What Does Civilization’s Future Look Like, Given the Rise in Population and the Decline in Traditional Energy Resources?

I want to thank everyone who helped with this month’s survey, in which participants were asked to provide their forecasts for the future of our civilization, given the rise in population and the decline in traditional energy resources.  I’ll publish my usual brief report shortly, summarizing the results.  But I felt compelled to mention at this early stage something I noticed on the train from New York down to Philadelphia this afternoon, as I was paging through the responses.

There are optimists (those who claim all of this will all “come out in the wash,” i.e., that the future will be pretty much like the past and that we’ll find a way to handle the problems that present themselves).  And there are pessimists (those who say no, we’re at the brink of the collapse of our civilization, due to our gross mismanagement of the resources that have been entrusted to us.) Now, one might think that these two groups, as divergent as their perspectives seem to be, would have essentially nothing in common with one another.  In fact, the precise opposite is the case.

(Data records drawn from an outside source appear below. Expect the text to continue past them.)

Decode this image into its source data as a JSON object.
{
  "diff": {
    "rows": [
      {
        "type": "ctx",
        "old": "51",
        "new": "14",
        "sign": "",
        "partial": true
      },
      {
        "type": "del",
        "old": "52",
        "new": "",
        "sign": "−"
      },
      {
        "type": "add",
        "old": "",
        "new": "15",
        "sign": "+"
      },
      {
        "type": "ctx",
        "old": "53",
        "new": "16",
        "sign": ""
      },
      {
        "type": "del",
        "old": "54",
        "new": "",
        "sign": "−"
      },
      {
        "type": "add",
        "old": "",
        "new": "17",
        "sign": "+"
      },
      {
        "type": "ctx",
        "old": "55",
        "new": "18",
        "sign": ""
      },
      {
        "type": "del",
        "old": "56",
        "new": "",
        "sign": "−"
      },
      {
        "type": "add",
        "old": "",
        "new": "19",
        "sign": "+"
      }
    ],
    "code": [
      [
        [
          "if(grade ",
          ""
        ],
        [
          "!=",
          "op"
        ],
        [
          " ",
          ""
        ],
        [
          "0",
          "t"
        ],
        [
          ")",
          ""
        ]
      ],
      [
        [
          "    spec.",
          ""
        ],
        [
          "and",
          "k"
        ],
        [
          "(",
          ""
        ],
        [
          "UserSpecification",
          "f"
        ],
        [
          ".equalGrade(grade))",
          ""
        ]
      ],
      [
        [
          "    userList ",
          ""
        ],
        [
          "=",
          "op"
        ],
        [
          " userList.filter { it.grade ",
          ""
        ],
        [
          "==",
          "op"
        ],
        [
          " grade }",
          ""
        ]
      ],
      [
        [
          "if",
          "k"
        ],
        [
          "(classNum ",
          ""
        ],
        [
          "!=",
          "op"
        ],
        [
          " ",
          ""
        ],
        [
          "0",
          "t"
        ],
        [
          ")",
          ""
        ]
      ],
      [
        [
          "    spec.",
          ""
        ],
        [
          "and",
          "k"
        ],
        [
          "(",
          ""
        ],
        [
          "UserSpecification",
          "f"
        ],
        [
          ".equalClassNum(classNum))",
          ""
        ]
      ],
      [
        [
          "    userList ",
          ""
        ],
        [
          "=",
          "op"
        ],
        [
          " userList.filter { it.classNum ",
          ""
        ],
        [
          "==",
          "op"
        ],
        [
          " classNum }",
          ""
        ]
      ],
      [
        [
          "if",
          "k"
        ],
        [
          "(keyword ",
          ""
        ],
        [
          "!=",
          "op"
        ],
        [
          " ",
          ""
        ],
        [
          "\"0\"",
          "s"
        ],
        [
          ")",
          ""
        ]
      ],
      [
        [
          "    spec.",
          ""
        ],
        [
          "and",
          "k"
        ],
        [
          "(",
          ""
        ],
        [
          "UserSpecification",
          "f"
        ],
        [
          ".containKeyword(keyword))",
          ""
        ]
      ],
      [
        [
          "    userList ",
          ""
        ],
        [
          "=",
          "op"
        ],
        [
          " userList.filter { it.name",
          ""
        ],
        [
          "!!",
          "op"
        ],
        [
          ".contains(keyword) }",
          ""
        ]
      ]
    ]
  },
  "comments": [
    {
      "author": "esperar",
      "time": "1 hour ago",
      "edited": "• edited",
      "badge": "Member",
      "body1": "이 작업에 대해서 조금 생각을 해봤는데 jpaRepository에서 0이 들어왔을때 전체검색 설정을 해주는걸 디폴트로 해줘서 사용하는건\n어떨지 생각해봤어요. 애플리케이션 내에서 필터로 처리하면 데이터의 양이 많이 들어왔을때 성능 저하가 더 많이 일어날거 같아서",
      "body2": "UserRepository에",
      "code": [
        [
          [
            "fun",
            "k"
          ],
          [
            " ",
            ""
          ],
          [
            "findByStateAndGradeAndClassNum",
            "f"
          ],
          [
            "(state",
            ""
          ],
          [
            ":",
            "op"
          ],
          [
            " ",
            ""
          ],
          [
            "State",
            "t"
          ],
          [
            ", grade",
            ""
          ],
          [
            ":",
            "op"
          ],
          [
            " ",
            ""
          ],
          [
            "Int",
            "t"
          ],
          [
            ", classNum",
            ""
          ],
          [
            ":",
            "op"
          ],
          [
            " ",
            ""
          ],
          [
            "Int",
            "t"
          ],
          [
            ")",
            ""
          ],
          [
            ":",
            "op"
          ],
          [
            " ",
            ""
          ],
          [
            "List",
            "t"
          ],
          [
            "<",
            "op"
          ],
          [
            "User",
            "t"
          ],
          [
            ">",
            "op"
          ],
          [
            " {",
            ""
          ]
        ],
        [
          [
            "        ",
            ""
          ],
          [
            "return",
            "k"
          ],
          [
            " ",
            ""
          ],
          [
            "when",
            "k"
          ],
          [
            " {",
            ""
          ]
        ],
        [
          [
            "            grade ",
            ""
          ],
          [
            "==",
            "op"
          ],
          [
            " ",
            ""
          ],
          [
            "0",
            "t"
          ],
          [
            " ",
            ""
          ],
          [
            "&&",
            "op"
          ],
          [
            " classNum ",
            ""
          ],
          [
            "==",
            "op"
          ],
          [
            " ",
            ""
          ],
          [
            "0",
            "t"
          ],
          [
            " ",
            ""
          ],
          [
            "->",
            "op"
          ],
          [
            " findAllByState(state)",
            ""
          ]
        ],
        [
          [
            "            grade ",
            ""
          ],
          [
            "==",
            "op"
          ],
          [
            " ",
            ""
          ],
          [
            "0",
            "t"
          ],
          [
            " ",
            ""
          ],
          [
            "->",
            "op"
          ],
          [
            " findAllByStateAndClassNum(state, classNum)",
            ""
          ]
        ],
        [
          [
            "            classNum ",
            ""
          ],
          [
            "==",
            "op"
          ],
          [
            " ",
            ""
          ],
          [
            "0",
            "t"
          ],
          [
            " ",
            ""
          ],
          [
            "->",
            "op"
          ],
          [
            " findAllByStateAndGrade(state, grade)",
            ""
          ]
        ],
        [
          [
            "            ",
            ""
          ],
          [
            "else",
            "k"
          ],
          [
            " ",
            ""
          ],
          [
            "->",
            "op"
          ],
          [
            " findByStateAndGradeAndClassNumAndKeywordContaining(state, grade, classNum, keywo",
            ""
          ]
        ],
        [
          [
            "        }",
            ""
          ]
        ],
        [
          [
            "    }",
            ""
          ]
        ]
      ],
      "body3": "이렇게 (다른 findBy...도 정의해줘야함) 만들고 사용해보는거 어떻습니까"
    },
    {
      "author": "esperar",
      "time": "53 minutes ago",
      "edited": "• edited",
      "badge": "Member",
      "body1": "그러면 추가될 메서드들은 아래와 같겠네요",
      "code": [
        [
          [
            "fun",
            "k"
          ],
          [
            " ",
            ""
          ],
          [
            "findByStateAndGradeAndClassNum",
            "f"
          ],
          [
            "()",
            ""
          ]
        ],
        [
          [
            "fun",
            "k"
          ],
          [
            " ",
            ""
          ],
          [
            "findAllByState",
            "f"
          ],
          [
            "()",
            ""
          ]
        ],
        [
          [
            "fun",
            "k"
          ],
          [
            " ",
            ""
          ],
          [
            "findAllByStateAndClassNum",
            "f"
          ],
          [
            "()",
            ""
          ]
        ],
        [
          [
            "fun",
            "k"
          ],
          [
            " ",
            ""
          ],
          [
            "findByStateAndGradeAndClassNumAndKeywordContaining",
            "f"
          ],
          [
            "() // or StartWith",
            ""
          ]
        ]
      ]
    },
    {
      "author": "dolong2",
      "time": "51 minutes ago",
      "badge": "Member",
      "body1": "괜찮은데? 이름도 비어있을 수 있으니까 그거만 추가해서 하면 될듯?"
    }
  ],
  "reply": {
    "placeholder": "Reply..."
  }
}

With the exception of a very few, respondents articulated their beliefs that we have pushed our planet’s capacity to provide a home for us to the limits.  Yes, there was the occasional voice that we can keep this process of extraction and combustion up indefinitely, but those voices were few indeed.  Most say that we are confronted by a life-threatening problem, and that we must act now to avoid catastrophic consequences.

But then the issue becomes, OK, who’s going to lead the charge?  How is it possible to find leaders who will make intelligent, responsible, high-integrity decisions in an environment in which these traits are in such short supply?  Ah, therein lies the rub.

Again, I hope to have the report available in a few days.